Randa Boler, Ramanathan Kasimanickam

College of Veterinary Medicine, Washington State University, Pullman, WA, USA

Abstract

Goal was to provide evidence for adopting assisted reproductive technologies (ART), ovum pick up (OPU), in vitro embryo production (IVP), and embryo transfer (ET) in small beef cattle operations as value-added service. Day 7 embryos (n = 14) were produced via IVP utilizing oocytes (n = 87) collected by OPU from miniature Hereford donor cows (n = 3; mean age: 7 years) and fertilized with semen from miniature Hereford bulls. Irish Black (n = 8; 14 months) and Hereford (n = 1; 20 months) recipient heifers were synchronized using 5-day Select-Synch + controlled internal drug release (CIDR) protocol. On day 9 after CIDR removal, heifers (n = 7) with a corpus luteum (> 2 cm in size) received an embryo in the ipsilateral uterine horn. Pregnancy/ET was 57.1% (4/7). Economic advantage (increase in number of offspring) was realized comparing OPU-IVP and artificial insemination procedures. These ART technologies (OPU, IVP, and ET) can be utilized in genetically superior cows as value-added theriogenology service to increase their offspring.
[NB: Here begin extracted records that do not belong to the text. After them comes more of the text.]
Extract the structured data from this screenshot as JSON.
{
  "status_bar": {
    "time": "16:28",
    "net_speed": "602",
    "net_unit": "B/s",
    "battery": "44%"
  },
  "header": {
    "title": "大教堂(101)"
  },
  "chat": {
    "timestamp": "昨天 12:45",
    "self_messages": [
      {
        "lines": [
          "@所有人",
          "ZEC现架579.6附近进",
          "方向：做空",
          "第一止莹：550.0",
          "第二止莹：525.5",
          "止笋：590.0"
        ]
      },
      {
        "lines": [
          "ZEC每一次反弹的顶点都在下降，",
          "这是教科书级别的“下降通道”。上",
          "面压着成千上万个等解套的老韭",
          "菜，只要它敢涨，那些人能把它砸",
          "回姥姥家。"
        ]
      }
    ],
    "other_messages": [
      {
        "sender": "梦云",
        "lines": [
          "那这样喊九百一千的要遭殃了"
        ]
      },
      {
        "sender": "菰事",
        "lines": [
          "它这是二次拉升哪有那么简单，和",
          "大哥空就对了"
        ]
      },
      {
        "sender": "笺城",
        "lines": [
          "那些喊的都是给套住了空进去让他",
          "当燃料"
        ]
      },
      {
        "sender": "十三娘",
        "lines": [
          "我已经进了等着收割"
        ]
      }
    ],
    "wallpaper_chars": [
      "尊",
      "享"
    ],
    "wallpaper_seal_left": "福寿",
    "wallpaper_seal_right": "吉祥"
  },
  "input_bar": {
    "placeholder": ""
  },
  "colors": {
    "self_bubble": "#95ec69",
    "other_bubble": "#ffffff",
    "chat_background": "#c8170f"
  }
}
Keywords: Miniature Hereford, synchronization, ovum pick-up, in vitro, embryo transfer

 

 

Introduction

Transvaginal ultrasound-guided follicular aspiration and oocyte retrieval are performed for ovum pick up (OPU) and in vitro embryo production (IVP). Ovum pick up technique was first described in humans in 1940s¹ and was performed in cattle by the 1980s.¹ Collected oocytes are matured, fertilized, and cultured in vitro up to transferable embryo stage. Follicle stimulating hormone (FSH) is commonly used to improve oocyte quality,² by synchronizing follicular wave emergence and maximizing the number of competent oocytes. Follicular stimulation and oocyte collection methods vary based on cattle breed, collection frequency, and veterinarian preference. There are several methods primarily used (e.g. a slow-release porcine-derived FSH formulation given as a single injection or traditional twice-daily FSH treatment regimen given over 4 days³). However, OPU can also be performed at various stages of the estrous cycle without hormone use.⁴

Use of OPU-IVP technology has increased greatly in the last decade due to improved methods and ability to implement the procedure in the field. In recent years, over 1 x 10⁶ embryos⁵ were produced per year via OPU and IVP. Number of IVP embryos became equal to or greater than those produced in vivo in 2016.^5-7 Globally, the total number of embryos produced has increased each year in the last decade.^5-7 Lately, more IVP embryos are produced compared to in vivo embryos as there are more preference and demand for IVP embryos in the field.^5-7 In USA alone, 133,000 IVP and 301,000 in vivo embryos were produced in 2020.⁸ A huge advantage of OPU-IVP is that numerous embryos can be produced from animals of various reproductive statuses, including pregnant cows up to 100 days in pregnancy, postpartum cows, and prepubertal heifers,⁹ making this technology a viable option in smaller cattle operations. Several calves can be produced frequently from valuable animals, giving an economic advantage to the farm. Our objective was to demonstrate the application of OPU-IVF in the field as value added theriogenology service.

Materials and methods

Since data collected from routine assisted reproduction procedures from a private farm for commercial purposes were used, institutional animal care and use committee approval is not required, and the study is exempt.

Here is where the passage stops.